C’est ennuyeux de revenir sur une affaire dont tout le monde parle, mais comment faire autrement ? Ce qui me sidère dans l’affaire Cahuzac, c’est l’aplomb de cet homme. Durant des mois, dans les occasions et les lieux les plus solennels, il menti avec une constance impressionnante. Je lisais, j’entendais ses dénégations (je regarde peu les informations télévisées) et je me demandais pourquoi on s’acharnait sur lui alors qu’il affirmait clairement qu’il n’avait pas de compte à l’étranger, et qu’il ne variait pas dans ses déclarations ? Peut-on construire une accusation sur la base d’une conversation téléphonique enregistrée il y a plusieurs années, alors que la voix change entre le moment où on se lève et celui où l’on se couche, même si, c’est vrai, son timbre a quelque chose d’unique ?

Circonstance aggravante, ministre délégué chargé du budget et de la lutte contre l’évasion fiscale, il s’est rendu coupable de ce qu’il devait réprimer chez ses concitoyens. Pas bon pour sa crédibilité, ni pour celle du gouvernement auquel il appartient. Mauvais pour la confiance dans le monde politique, très mauvais pour la démocratie.
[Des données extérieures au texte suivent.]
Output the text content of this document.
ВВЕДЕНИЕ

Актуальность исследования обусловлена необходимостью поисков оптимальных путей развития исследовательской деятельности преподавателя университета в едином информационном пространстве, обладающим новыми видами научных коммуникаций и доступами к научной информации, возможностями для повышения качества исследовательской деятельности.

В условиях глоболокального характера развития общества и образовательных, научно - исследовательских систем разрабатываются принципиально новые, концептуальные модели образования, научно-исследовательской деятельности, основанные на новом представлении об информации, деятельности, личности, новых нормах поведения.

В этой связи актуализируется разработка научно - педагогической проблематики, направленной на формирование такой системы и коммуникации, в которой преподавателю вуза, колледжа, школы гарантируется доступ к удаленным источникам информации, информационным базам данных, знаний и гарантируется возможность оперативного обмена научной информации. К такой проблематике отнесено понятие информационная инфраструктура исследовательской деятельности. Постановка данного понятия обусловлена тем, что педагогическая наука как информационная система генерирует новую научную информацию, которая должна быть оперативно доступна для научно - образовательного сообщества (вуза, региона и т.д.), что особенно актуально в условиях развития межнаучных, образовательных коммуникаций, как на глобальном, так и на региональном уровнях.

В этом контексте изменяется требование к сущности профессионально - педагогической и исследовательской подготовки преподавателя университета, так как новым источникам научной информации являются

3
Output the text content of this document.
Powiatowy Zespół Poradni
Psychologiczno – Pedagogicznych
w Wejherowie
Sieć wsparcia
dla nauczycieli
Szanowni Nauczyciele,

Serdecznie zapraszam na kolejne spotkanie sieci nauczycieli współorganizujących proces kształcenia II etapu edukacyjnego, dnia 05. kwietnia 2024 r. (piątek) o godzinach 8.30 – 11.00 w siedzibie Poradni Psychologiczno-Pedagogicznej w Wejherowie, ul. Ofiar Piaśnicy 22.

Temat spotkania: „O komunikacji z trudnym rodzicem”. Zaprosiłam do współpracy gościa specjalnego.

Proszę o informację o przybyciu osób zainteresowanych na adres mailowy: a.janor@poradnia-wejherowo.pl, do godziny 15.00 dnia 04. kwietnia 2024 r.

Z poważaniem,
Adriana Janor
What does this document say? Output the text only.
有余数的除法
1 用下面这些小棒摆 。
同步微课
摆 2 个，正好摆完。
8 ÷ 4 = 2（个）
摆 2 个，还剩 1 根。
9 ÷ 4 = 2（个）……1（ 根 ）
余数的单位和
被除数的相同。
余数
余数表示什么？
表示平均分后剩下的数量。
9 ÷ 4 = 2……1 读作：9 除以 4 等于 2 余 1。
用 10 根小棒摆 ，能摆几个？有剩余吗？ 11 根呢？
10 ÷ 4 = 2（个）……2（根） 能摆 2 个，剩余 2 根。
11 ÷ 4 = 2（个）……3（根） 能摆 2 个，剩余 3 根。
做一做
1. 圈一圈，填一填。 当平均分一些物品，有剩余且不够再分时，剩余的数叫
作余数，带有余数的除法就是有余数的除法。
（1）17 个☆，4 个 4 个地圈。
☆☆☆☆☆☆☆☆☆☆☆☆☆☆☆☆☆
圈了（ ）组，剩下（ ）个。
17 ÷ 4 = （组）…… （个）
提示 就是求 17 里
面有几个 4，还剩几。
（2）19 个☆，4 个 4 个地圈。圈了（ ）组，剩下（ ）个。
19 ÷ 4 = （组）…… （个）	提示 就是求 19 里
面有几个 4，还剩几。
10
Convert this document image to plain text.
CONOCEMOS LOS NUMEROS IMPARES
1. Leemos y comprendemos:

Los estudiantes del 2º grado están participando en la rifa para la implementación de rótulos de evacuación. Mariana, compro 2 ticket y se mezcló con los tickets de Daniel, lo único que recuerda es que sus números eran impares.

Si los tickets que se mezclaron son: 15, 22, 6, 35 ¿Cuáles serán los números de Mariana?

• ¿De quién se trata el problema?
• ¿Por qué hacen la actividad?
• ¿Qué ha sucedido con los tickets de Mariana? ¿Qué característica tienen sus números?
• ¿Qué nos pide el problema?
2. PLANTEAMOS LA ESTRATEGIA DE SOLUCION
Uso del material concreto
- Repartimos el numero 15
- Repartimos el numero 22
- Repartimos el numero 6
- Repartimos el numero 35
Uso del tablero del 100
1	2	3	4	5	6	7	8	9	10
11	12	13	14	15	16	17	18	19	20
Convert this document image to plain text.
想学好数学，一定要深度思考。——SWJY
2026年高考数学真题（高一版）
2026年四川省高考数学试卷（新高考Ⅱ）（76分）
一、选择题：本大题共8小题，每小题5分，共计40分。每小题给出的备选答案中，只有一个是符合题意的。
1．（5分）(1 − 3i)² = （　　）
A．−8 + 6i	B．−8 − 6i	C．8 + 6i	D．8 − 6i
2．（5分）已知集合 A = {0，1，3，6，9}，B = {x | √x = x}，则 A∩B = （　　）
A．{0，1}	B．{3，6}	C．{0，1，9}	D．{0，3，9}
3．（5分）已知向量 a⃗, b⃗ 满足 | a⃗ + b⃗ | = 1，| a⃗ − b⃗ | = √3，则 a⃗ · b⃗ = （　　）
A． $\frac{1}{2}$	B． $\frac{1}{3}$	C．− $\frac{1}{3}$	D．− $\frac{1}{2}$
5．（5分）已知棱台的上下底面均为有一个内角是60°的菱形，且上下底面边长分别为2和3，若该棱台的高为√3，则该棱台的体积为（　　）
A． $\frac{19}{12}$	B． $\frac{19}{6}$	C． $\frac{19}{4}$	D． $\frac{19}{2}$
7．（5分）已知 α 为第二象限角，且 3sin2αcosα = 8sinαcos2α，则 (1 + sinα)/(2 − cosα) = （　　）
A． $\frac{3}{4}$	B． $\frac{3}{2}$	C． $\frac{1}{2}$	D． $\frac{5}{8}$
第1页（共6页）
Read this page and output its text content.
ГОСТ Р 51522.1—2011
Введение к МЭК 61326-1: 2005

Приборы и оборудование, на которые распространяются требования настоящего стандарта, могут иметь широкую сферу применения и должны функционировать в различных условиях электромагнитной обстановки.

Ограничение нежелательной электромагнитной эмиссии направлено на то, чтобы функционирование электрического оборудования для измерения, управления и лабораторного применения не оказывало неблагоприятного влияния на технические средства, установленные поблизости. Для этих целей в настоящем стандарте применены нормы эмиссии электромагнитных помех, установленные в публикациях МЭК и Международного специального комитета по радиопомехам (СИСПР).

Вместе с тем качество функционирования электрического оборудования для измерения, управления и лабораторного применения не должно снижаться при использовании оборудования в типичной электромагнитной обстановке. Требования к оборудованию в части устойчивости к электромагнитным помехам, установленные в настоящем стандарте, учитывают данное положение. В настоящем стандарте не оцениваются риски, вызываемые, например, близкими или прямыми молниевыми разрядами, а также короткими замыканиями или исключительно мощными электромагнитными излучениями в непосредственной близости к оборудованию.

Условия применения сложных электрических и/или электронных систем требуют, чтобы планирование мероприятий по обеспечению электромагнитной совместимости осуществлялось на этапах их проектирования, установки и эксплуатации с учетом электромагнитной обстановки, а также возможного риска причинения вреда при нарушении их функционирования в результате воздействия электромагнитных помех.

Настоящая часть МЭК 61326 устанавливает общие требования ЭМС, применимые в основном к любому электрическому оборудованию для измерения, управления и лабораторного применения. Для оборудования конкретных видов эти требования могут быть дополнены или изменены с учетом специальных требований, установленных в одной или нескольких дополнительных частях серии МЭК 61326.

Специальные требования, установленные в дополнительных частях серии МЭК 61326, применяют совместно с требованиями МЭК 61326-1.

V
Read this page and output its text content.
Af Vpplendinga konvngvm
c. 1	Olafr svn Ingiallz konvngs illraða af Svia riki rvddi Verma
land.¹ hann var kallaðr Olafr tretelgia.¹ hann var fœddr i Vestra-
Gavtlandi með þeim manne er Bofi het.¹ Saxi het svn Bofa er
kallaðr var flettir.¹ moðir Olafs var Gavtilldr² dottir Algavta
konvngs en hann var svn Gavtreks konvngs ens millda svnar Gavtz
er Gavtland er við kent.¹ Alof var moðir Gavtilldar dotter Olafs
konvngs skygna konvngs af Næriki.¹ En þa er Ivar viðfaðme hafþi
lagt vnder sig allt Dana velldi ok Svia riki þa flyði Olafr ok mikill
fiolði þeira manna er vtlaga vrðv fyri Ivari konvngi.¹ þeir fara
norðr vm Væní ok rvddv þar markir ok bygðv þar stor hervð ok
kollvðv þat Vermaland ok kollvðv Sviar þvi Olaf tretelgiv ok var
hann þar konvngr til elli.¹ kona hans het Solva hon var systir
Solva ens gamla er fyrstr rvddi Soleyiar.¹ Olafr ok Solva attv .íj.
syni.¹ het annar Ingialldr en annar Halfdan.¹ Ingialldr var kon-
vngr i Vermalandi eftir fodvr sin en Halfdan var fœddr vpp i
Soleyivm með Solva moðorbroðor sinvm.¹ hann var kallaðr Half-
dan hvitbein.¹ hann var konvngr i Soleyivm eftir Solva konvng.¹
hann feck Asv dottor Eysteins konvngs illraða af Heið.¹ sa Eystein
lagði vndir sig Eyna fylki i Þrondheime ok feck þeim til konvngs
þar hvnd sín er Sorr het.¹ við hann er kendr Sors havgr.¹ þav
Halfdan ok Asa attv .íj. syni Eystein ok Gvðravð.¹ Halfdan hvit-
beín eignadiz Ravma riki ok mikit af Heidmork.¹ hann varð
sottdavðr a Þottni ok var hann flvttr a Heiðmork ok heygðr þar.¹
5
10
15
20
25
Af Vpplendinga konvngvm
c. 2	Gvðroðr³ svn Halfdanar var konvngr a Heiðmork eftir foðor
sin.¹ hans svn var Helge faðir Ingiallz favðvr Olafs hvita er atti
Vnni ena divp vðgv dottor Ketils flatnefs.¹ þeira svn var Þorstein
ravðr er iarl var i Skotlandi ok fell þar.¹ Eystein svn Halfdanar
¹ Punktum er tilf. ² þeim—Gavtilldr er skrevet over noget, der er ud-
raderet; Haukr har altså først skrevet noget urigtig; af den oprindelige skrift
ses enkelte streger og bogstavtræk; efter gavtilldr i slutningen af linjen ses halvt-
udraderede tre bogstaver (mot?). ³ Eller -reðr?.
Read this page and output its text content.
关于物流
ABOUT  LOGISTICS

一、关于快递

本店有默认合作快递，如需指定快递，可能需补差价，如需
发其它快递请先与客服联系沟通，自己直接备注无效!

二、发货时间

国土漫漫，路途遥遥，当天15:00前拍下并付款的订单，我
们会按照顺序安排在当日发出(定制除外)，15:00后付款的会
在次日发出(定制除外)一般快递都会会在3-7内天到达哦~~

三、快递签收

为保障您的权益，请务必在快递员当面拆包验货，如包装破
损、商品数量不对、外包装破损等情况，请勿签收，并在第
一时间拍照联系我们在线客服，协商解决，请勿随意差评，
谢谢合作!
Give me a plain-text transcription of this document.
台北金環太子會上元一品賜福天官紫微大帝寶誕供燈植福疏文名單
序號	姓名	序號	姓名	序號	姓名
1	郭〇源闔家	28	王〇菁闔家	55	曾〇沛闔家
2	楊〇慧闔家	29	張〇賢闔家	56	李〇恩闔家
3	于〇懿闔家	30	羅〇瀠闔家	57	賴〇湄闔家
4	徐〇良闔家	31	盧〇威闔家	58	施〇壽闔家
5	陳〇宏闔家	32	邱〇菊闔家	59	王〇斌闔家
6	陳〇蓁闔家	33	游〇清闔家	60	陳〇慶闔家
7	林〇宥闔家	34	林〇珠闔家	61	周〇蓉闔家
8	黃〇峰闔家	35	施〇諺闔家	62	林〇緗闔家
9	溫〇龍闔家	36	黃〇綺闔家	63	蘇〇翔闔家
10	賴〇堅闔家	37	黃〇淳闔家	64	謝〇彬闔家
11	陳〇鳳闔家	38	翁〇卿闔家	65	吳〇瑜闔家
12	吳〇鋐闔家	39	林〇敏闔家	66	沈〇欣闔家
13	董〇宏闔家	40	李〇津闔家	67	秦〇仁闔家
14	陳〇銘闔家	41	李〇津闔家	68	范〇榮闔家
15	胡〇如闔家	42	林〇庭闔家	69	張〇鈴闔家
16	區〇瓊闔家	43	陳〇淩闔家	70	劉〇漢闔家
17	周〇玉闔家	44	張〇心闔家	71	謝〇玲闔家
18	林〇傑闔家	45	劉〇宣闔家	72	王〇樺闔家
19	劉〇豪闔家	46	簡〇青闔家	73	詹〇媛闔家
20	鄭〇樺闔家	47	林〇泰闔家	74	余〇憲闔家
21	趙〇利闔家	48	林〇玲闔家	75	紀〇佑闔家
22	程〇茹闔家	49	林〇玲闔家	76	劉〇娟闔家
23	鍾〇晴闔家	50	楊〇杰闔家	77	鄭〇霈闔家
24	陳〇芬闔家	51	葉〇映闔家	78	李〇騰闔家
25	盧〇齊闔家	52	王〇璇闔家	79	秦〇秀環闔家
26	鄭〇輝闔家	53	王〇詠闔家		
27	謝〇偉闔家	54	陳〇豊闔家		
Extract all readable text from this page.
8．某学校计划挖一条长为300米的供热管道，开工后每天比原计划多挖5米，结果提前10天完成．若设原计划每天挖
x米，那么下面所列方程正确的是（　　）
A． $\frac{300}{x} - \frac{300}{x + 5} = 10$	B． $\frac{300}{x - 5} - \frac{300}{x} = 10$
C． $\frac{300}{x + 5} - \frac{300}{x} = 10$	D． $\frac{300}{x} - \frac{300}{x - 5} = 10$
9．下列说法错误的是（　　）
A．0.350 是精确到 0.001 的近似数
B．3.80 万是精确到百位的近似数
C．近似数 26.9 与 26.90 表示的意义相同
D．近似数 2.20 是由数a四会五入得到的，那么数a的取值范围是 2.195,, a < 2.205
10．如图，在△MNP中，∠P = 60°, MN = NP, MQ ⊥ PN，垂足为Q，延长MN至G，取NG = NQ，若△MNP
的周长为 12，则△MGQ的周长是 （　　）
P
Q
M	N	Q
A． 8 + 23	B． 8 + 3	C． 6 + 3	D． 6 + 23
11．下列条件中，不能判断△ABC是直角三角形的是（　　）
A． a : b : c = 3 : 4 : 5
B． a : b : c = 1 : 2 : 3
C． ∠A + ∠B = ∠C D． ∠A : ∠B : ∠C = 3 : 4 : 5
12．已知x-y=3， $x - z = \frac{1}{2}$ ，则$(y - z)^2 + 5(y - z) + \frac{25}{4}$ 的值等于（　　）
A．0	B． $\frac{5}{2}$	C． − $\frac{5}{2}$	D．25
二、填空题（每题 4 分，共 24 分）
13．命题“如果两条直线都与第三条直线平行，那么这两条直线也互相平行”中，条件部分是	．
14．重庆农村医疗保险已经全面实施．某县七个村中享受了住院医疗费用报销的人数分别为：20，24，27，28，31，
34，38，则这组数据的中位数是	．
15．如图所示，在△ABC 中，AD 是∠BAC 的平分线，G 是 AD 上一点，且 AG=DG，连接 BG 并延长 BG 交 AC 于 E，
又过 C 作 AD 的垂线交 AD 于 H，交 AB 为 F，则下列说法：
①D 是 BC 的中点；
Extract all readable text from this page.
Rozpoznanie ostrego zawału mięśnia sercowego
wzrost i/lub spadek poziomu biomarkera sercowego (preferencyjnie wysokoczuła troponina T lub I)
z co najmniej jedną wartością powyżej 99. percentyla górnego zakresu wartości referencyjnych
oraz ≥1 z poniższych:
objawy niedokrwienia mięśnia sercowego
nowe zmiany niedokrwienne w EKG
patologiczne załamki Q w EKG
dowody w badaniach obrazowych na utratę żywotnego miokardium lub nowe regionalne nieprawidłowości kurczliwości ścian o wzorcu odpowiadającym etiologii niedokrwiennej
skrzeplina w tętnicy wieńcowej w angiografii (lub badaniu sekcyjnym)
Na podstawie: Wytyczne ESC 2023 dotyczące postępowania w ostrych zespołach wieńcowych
Il faut se réjouir de ce qu’il a été démasqué grâce au travail des journalistes de Mediapart. Se réjouir de ce que le mensonge éclate ainsi au grand jour. On a envie de citer l’Évangile : il n’est rien de caché qui ne sera connu, entendu au grand jour et proclamé sur les toits. Dans le cas de Jérôme Cahuzac, c’est fait et bien fait.

Mais il n’est pas facile de lutter contre le découragement quand la trahison morale atteint un tel niveau. Que dire à ceux et celles qui entonneront le refrain du « tous pourris » ? Comment empêcher que des électeurs, littéralement démoralisés, ne portent leur choix sur les extrêmes de l’éventail politique, où on ne manquera pas de promettre un grand nettoyage et des solutions aussi radicales qu’illusoires, mais destructrices des libertés ?

Quand Montesquieu raconte l’histoire des Troglodytes dans les Lettres persanes (lettres 11 à 14), il se désole de ce que les gens demandent un roi parce qu’ils sont fatigués de devoir être vertueux dans leur démocratie idéale. Ce sera au roi d’être vertueux pour tous. Aujourd’hui, les rois sont désignés lors des élections, et ils ne sont guère vertueux. Leurs ministres non plus.